There are many subcategories of injection attack based on the kind of malicious code being run.
SQL Injection
Probably the best known injection attack. The attacker attempts to get the server to execute unauthorized SQL using quote characters and comment markers. A good example can be found starting on pg. 439 in Agile Development with Rails, 1st Ed. (there's probably one in the second edition too, but I haven't looked up the page number yet).
The good news is that Rails is quite good at thwarting SQL injection attacks as long as you use the ActiveRecord methods (#find, etc.) to access your models, and use the array syntax for passing in parameters rather than simple string interpolation. For example, assuming that looking_for_admin is a parameter the user has sent us, which we are expecting to be 'true' or 'false' but could, in fact, be anything:
We would always use
User.find(:all, :conditions => ['admin = ?', looking_for_admin])
rather than
User.find(:all, :conditions => "admin = #{looking_for_admin}")<
Other rails-provided methods such as User.find_by_admin(looking_for_admin) are safe as well.
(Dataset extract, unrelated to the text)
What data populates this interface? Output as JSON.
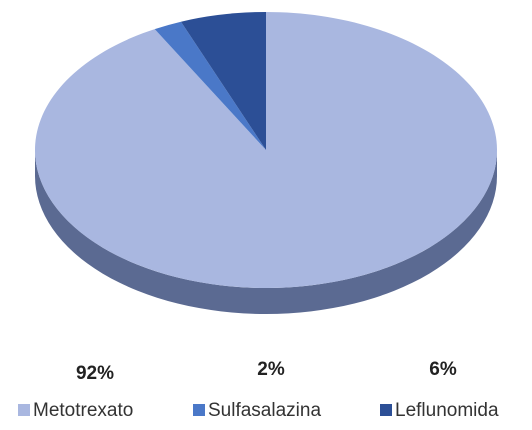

Rails carefully escapes any potentially dangerous tokens to defuse SQL injection attacks. Note that the array syntax for passing parameters also works (and is recommended!) in #find_by_sql methods and most other cases where you would pass user input to an ActiveRecord object. Therefore there is rarely a need to use variable interpolation in a SQL context. The only exception is when the value being interpolated needs to be interpreted by the database as an identifier (e.g. a column name). In that case, the value must be carefully validated before being inserted into the query.
Ruby Injection
This can happen when a method that interprets a string as ruby code, such as #eval or #send is used on unvalidated user input. This can allow an attacker to have unrestricted access to the application as though they were writing ruby on our server.
The only ways to prevent this are:
- Whenever possible, do not allow any user input into the commands being executed with #eval, #send or the like
- If user input absolutely must be used in a command like this, make sure it is extremely carefully validated as being a reasonable command before it is executed.
No examples of ruby injection vulnerabilities have yet been found in bluto.
Command Line Injection
This occurs when a malicious user manages to get dangerous content interpolated into a string that is sent to the server's command line, with the backtick (`) operator, for example. This can allow the attacker to do anything on the server that the web server user can do, and possibly escalate to root if the underlying OS has a vulnerability that allows this.
Avoiding command line injection is similar to avoiding ruby injection (see above).